Depuis plusieurs jours résonne en moi le propos d’Hassan Jarfi, père d’Ihsane retrouvé mort assassiné le 1 er mai, interviewé pour le "Questions à la une" du 23 janvier sur l’homophobie en Belgique : " Une société silencieuse aura permis de faire cela ", dit ce père meurtri, qui pense que sur l’homosexualité, un " discours ne fonctionne plus ". Il a raison. Dans la même émission, Michel Ghins d’"Action pour la famille" faisait part, quant au mariage homosexuel et ses formes de parentalité qu’il refuse, de son souhait de voir changer en Belgique une " situation sociale et culturelle ", pour revenir à des " choses bonnes pour la société ".

Puis, dans "La Libre" du 13 janvier, M. Ghins disait avec une extrême brutalité " qu’il est important de dire aux jeunes que s’ils ne peuvent pas faire autrement qu’être homosexuels, ils doivent assumer les conséquences et les difficultés associées à ce type de vie ". Car, pour lui, il ne faut pas " présenter les relations homosexuelles sur le même pied que les relations entre deux personnes de sexe différent ".

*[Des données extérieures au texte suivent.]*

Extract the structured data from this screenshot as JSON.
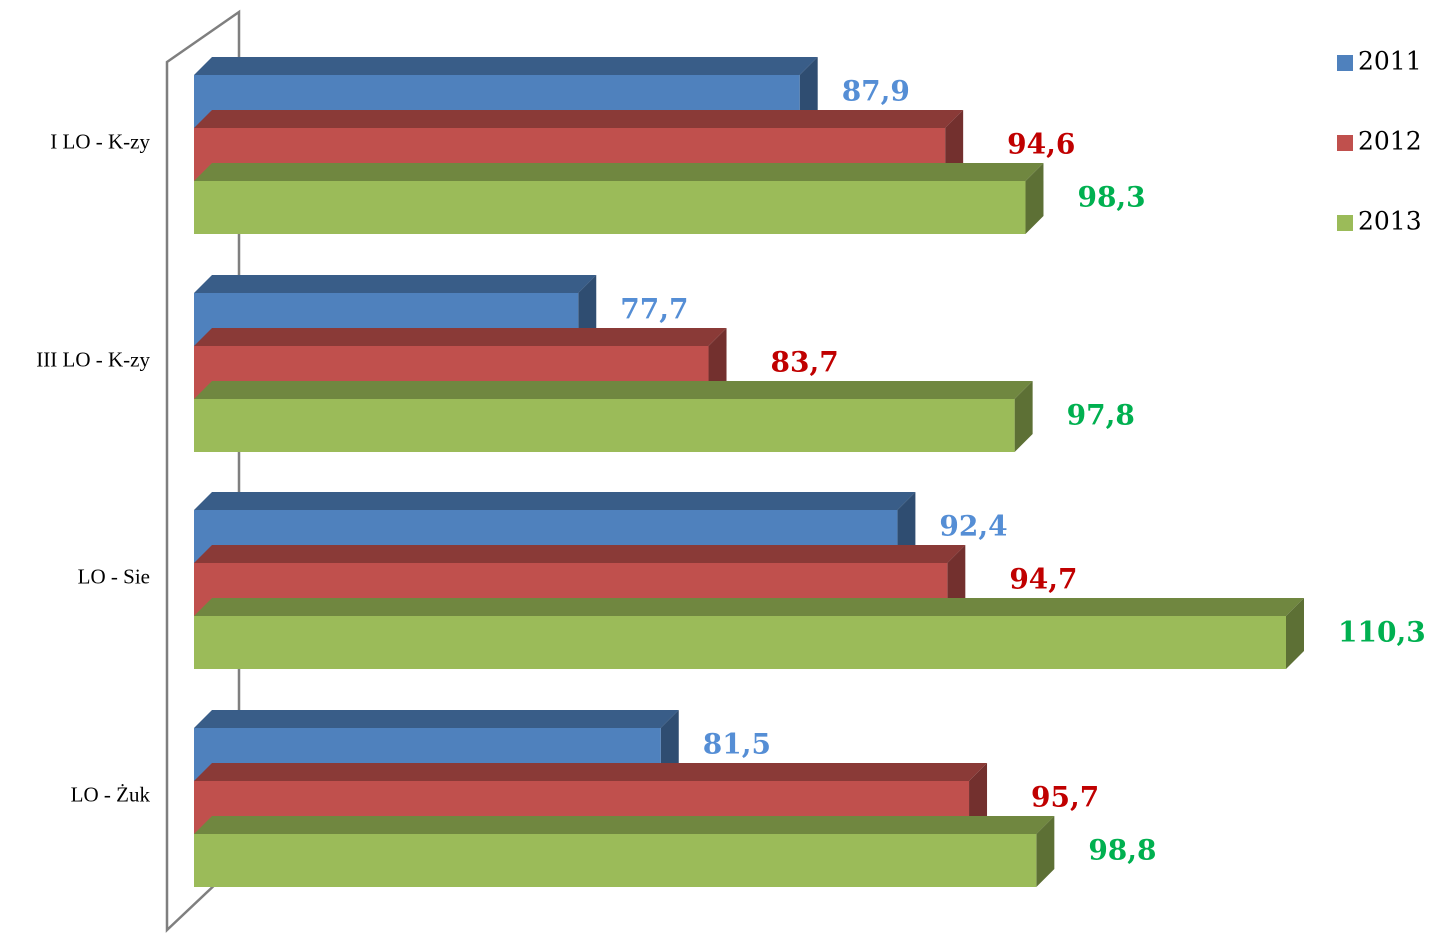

On pourrait estimer ce discours absurde et dépassé. Il est pourtant toujours là. Il percole dans toutes les sphères sociales et éducatives, en étant toujours potentiellement capable de nourrir, si pas justifier le pire. Mais ce discours est très illustratif sur le fond : il dit un puissant mal-être et mal-vivre devant ce que le fait de l’homosexualité donne à vivre et à penser.

On l’a encore vu à Anvers, ce week-end ! Je n’évoquerai pas ici la question de la neutralité, mais je fais une hypothèse plus fondamentale : le rapport politique et social à ce que l’homosexualité donne à voir, penser et vivre est un critère de pertinence pour jauger et estimer une action publique et sociale.

Or, à cet égard, Bart De Wever vient de se dévoiler. Certes, il confond bien des choses : les mots ("obediëntie"), les symboles, les codes vestimentaires et leurs significations (réelles ou pas). En gros, il ne joue pas sur les différences entre le faire, le voir, le croire et le dire. Mais surtout les conséquences sociales et politiques de sa position sont tragiques car il relance une vision discriminatoire, pas éloignée de l’argumentaire évoqué plus haut.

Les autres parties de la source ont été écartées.